IŞİD tarafından yakılan iki askerin akıbetini soran Ağbaba, sözlerini şöyle tamamladı:
"TSK, Kurtuluş Savaşı'ndan sonra en büyük kayıbı Rusya saldırısında Suriye'de verdi. Bununla ilgili TSK'yı katledenler ellerini kollarını sallayarak gezdi. IŞİD canilerinin yakmış olduğu askerlerimizin akıbeti nedir? Ölüm emrini verenlerin Antep'te yaşadığı söyleniyor.

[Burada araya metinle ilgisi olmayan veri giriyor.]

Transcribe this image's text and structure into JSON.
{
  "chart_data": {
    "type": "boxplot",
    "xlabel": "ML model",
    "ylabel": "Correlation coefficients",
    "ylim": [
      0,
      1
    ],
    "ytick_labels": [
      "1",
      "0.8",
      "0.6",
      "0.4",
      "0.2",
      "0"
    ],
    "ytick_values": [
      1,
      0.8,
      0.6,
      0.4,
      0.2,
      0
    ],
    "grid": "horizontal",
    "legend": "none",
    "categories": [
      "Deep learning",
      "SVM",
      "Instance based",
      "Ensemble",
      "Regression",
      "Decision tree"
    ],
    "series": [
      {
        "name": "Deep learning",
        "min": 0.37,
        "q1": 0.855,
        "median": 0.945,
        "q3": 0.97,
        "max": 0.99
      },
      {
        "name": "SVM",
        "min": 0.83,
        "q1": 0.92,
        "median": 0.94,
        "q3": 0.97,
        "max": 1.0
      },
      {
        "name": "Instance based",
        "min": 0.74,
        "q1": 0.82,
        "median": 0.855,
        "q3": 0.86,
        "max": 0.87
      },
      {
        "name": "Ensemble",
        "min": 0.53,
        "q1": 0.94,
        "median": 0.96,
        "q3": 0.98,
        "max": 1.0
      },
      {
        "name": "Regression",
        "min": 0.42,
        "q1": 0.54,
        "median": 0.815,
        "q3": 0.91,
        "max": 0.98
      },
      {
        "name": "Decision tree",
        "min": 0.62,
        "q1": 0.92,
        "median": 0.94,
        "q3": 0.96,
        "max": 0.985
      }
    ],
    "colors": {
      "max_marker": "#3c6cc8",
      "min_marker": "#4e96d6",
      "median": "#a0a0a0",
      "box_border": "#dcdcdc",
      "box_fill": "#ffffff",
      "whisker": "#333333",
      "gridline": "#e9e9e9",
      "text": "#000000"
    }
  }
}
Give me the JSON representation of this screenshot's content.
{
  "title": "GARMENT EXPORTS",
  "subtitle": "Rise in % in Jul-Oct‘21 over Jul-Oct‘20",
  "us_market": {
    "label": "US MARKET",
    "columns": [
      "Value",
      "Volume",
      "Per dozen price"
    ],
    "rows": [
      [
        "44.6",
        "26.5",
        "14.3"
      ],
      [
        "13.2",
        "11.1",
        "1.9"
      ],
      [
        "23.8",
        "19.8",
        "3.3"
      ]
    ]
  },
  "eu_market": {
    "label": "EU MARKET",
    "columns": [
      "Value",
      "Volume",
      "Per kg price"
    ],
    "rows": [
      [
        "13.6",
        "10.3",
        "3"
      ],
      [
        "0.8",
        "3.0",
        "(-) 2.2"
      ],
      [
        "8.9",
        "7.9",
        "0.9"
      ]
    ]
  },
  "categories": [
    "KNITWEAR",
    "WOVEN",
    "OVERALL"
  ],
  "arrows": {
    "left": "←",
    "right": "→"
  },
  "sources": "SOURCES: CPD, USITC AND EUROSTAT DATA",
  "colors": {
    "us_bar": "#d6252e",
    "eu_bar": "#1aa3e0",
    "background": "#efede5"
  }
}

Bunlara cevap verir misiniz?"
"Teğmenler hakkında MİT raporu istendiği doğru mu?"
CHP Ordu Milletvekili Seyit Torun, "teğmenler" hakkında MİT raporu istendiği iddialarını bütçe gündemine taşıyarak Bakan Güler'e, "Mezun olmanın verdiği coşkuyu Atatürk'ü anarak kutlayan teğmenler soruşturma geçirmektedir. Emre itaatsizlik olması için emir olması gerekir. Teğmenler hakkında MİT raporu istendiği doğru mu? Söz konusu teğmenlerin eğitim aldıkları süre boyunca geçirdikleri güvenlik soruşturmalarını açıklar mısınız?" diye sordu.